Por Álvaro Vicente
Fotos: Santiago Mazzarovich
Calderón es un apellido que suena a teatro a poco que estés cerca del arte escénico, como trabajador o como espectador. Este montaje riza el rizo y nos presenta una obra de Pedro Calderón de la Barca a través de la versión que han escrito el chileno Guillermo Calderón y el uruguayo Gabriel Calderón, dirigida por este último, en lo que supone su vuelta al Festival de Otoño tras la conmovedora Ana contra la muerte que pudimos ver en la edición del pasado año. Entre el karma y el chiste, los ‘calderones’ alumbran un artefacto nuevo a partir de El príncipe constante con la producción y el elenco de la Comedia Nacional de Montevideo, una de las instituciones públicas culturales más antiguas de Latinoamérica. Fundada en 1947, Margarita Xirgu estuvo vinculada a ella durante dos décadas. Recogiendo aquel linaje, muy ligado al Siglo de Oro español, afronta cada temporada montajes a partir de clásicos sin perder la oportunidad de ponerlos en diálogo con poéticas contemporáneas. Es una excusa perfecta para sellar la primera colaboración entre el Festival de Otoño y la Compañía Nacional de Teatro Clásico, una forma de acercar la tradición al lenguaje escénico presente.

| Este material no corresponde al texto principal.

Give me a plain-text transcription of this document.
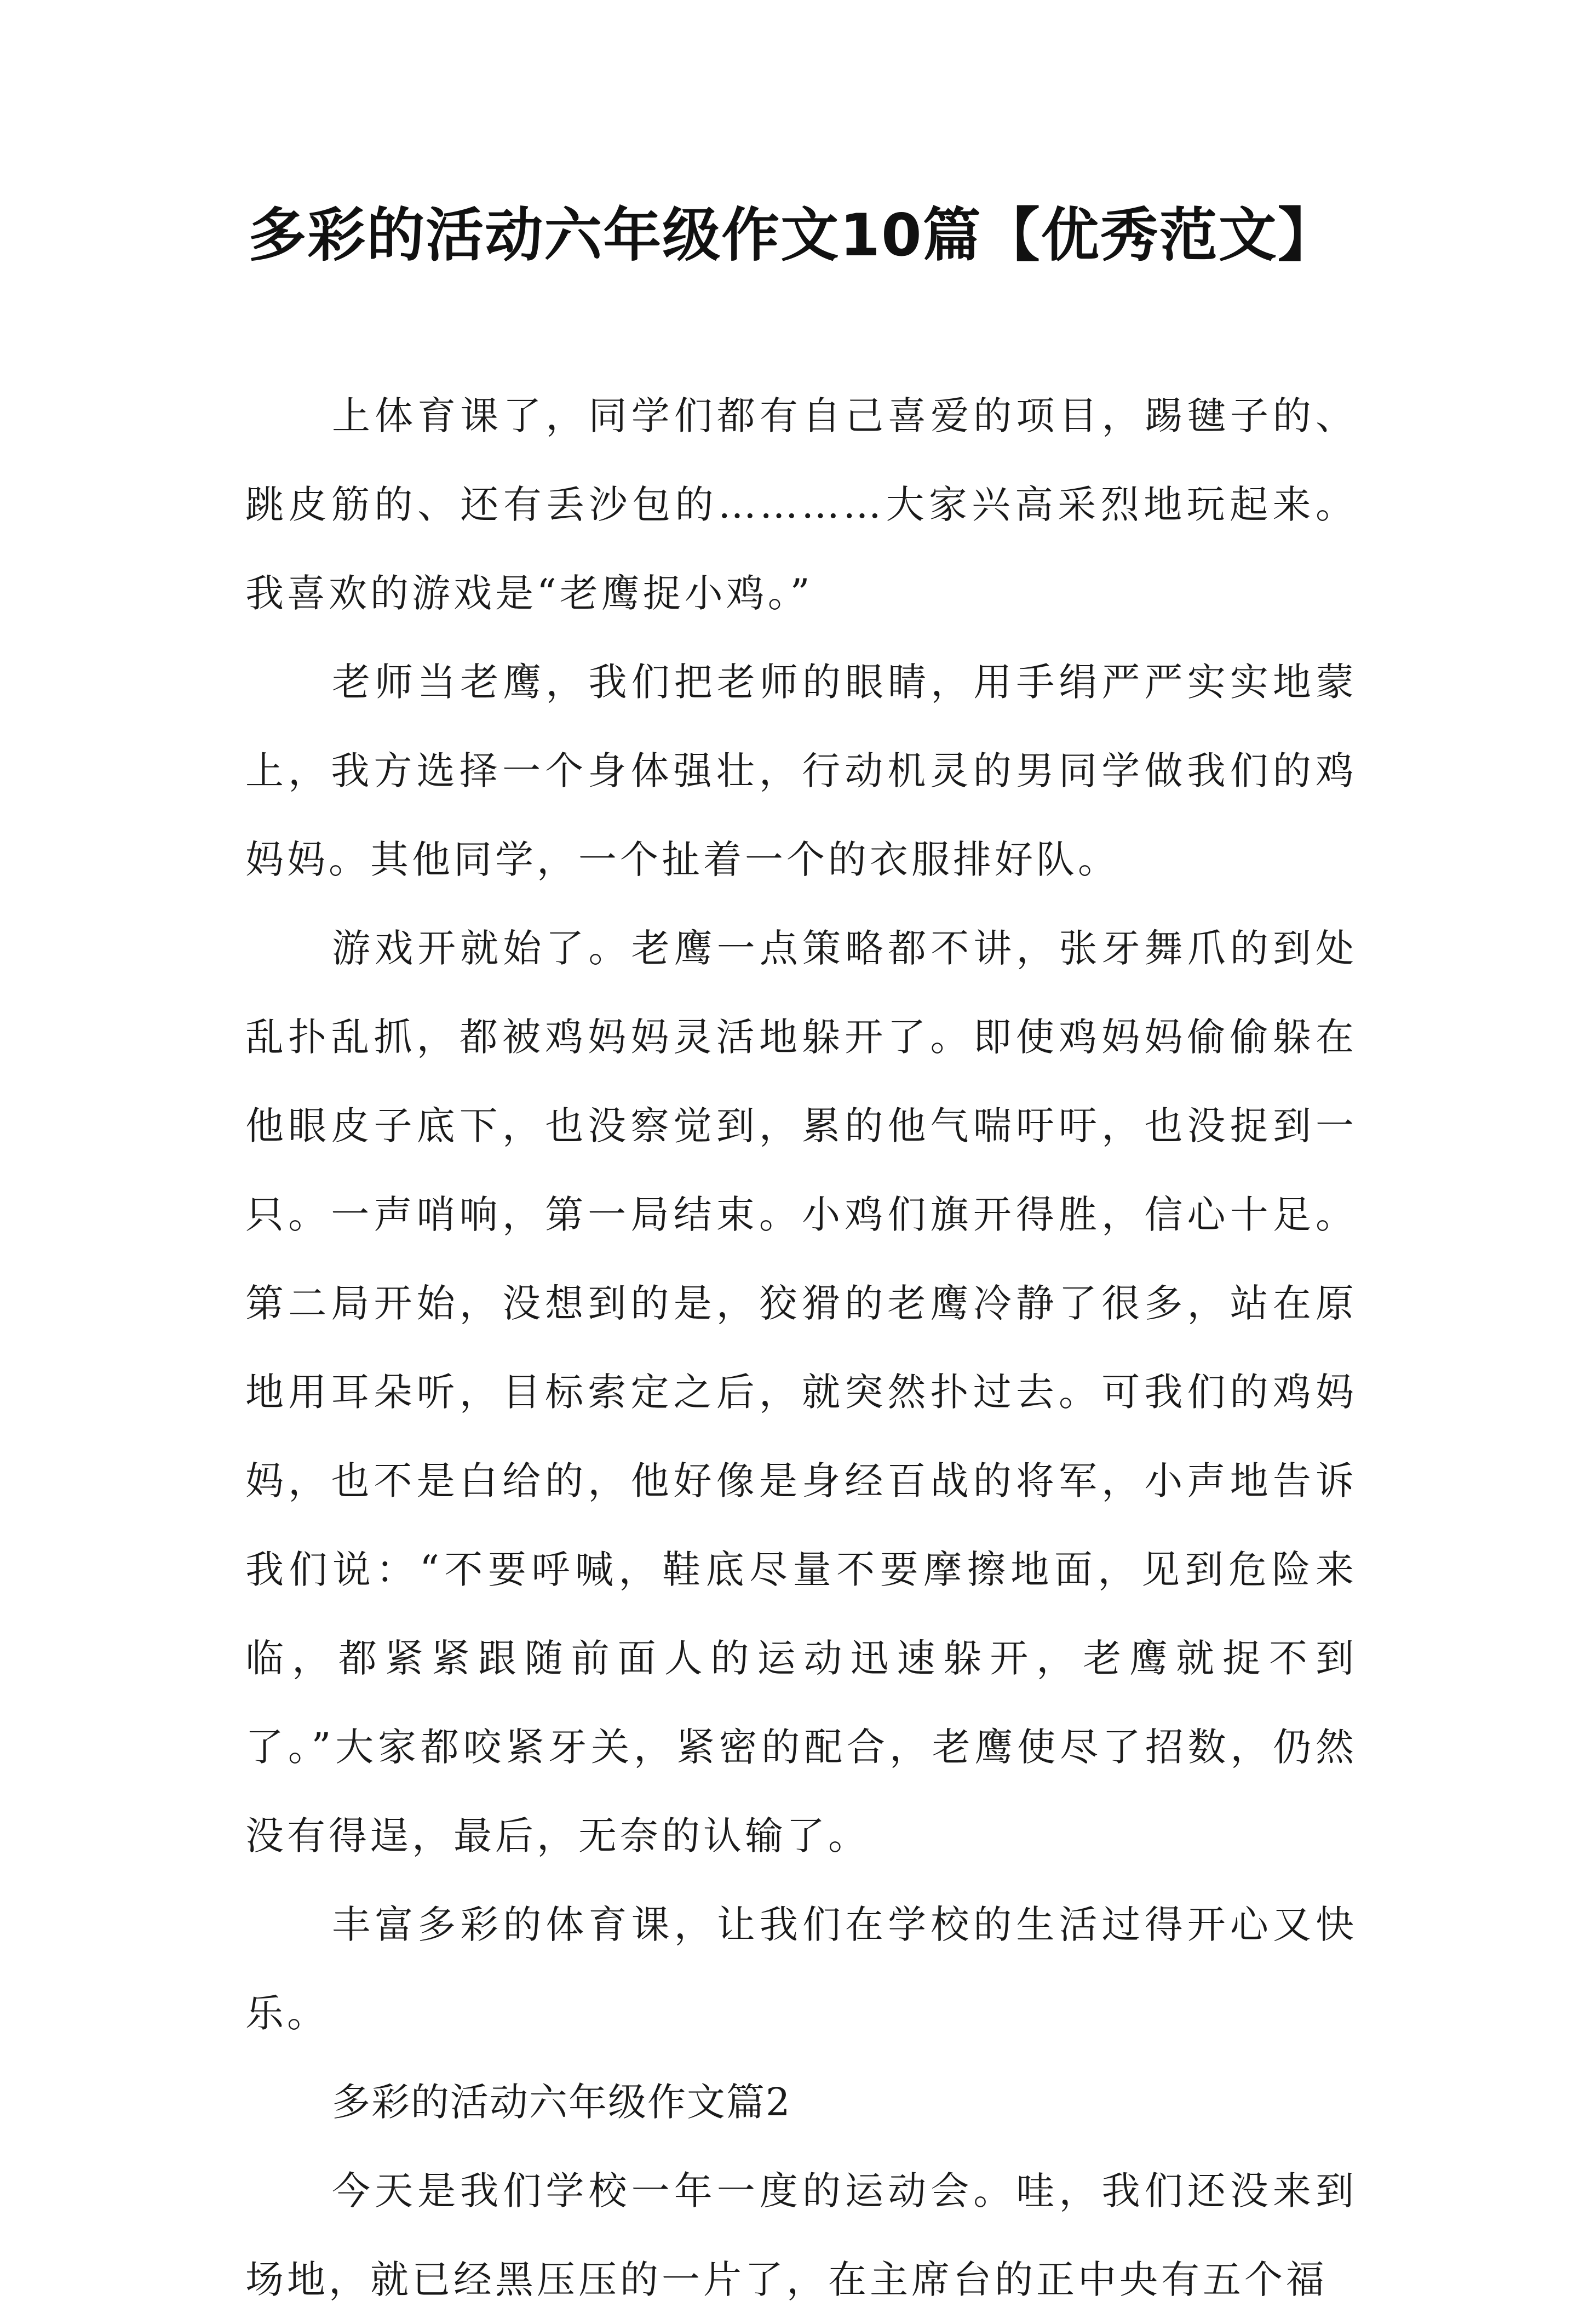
多彩的活动六年级作文10篇【优秀范文】

上体育课了，同学们都有自己喜爱的项目，踢毽子的、跳皮筋的、还有丢沙包的…………大家兴高采烈地玩起来。我喜欢的游戏是“老鹰捉小鸡。”

老师当老鹰，我们把老师的眼睛，用手绢严严实实地蒙上，我方选择一个身体强壮，行动机灵的男同学做我们的鸡妈妈。其他同学，一个扯着一个的衣服排好队。

游戏开就始了。老鹰一点策略都不讲，张牙舞爪的到处乱扑乱抓，都被鸡妈妈灵活地躲开了。即使鸡妈妈偷偷躲在他眼皮子底下，也没察觉到，累的他气喘吁吁，也没捉到一只。一声哨响，第一局结束。小鸡们旗开得胜，信心十足。第二局开始，没想到的是，狡猾的老鹰冷静了很多，站在原地用耳朵听，目标索定之后，就突然扑过去。可我们的鸡妈妈，也不是白给的，他好像是身经百战的将军，小声地告诉我们说：“不要呼喊，鞋底尽量不要摩擦地面，见到危险来临，都紧紧跟随前面人的运动迅速躲开，老鹰就捉不到了。”大家都咬紧牙关，紧密的配合，老鹰使尽了招数，仍然没有得逞，最后，无奈的认输了。

丰富多彩的体育课，让我们在学校的生活过得开心又快乐。

多彩的活动六年级作文篇2

今天是我们学校一年一度的运动会。哇，我们还没来到场地，就已经黑压压的一片了，在主席台的正中央有五个福
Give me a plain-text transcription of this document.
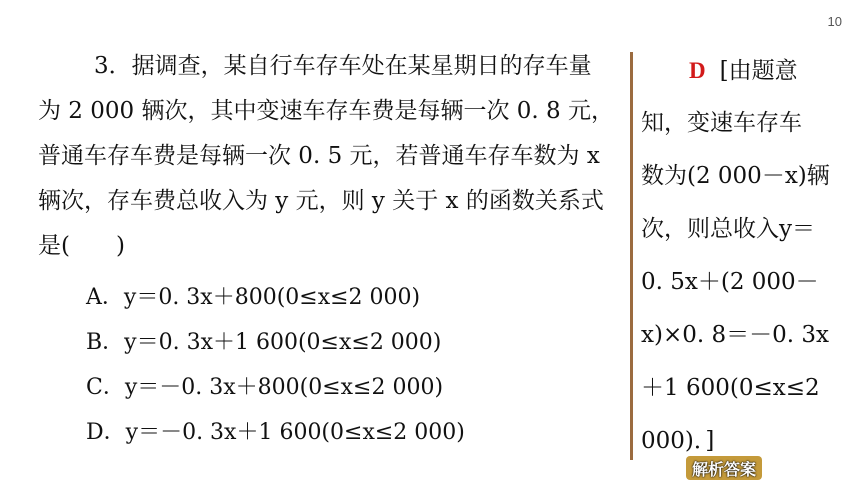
10
3．据调查，某自行车存车处在某星期日的存车量
为 2 000 辆次，其中变速车存车费是每辆一次 0. 8 元，
普通车存车费是每辆一次 0. 5 元，若普通车存车数为 x
辆次，存车费总收入为 y 元，则 y 关于 x 的函数关系式
是(　　)
A．y＝0. 3x＋800(0≤x≤2 000)
B．y＝0. 3x＋1 600(0≤x≤2 000)
C．y＝－0. 3x＋800(0≤x≤2 000)
D．y＝－0. 3x＋1 600(0≤x≤2 000)
D [由题意
知，变速车存车
数为(2 000－x)辆
次，则总收入y＝
0. 5x＋(2 000－
x)×0. 8＝－0. 3x
＋1 600(0≤x≤2
000)．]
解析答案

Porque eso es precisamente lo que ocurre en Constante, una obra donde no quedan muchos versos del original de Calderón de la Barca, pero sí mucho de su huella. “Hacer un clásico implica discutir y reafirmar su validez, ponerse en la línea de su tradición, pero apuntar hacia una dirección en el futuro”, explican los ‘calderones’. Parafraseando a Borges, han decidido quemar la biblioteca, trabajar con el texto como si estuviese perdido, como si ya no pudieran acceder a él, como si lo soñaran mal y lo tradujeran peor, tal vez traicionando al autor, pero siendo fieles al teatro. “Si toda la poesía del mundo desapareciera -le escribió Goethe a Schiller en una carta-, sería posible reconstruirla sobre la base de El príncipe constante”.
El príncipe constante cuenta la historia de don Fernando de Portugal, que en su expedición de conquista por tierras marroquíes, hace prisionero al general Muley, del que está enamorada Fénix, la hija del rey de Fez. Movido por la compasión y la piedad, Fernando libera a Muley. Luego será el príncipe portugués quien caiga prisionero en el país norteafricano, torturado hasta su muerte y su conversión en mito. Prácticamente nada de esto está en la pieza de los ‘calderones’, cuyo argumento se desarrolla en una pequeña ciudad de un pequeño país de Latinoamérica. Allí, un dinero ruso de dudosa procedencia permite hacer una coproducción internacional de El príncipe constante. Tiempo después, cuando la obra ya ha fracasado, una cama, aquella cama donde se torturó al príncipe, es el nudo de pujas, peleas, reclamos, sueños, investigaciones y crímenes.
Se trata de hablar sobre la constancia del arte, la constancia de la fe y del amor, de la violencia y de las guerras, y sobre todo la constancia de Calderón, un nombre que propone, aún hoy, luchas por dar. Con un aire de thriller misterioso, de claroscuros, la obra evidencia la torpeza policial de unos agentes que buscan en un texto del siglo XVII los indicios de un asesinato en el presente, convirtiendo la pirueta en una referencia a aquellos militares de las últimas dictaduras que buscaban en las obras de arte pruebas de actividades subversivas. De hecho, la tortura, tan tristemente vinculada a estos periodos históricos infames, se convierte en tema central. Como dice Gabriel Calderón, “para poner a prueba una fe constante, uno de los procedimientos históricos del mundo es la tortura”. Es la forma de quebrar, la forma de romper, la forma de acabar con la integridad y la dignidad de cualquiera. Jugando, pues, al teatro dentro del teatro, los ‘calderones’ ponen y quitan, quitan y ponen capas de una cebolla en la que cinco personajes se mueven en torno a una cama para dilucidar qué ocurrió en ella y con ella. Constantemente.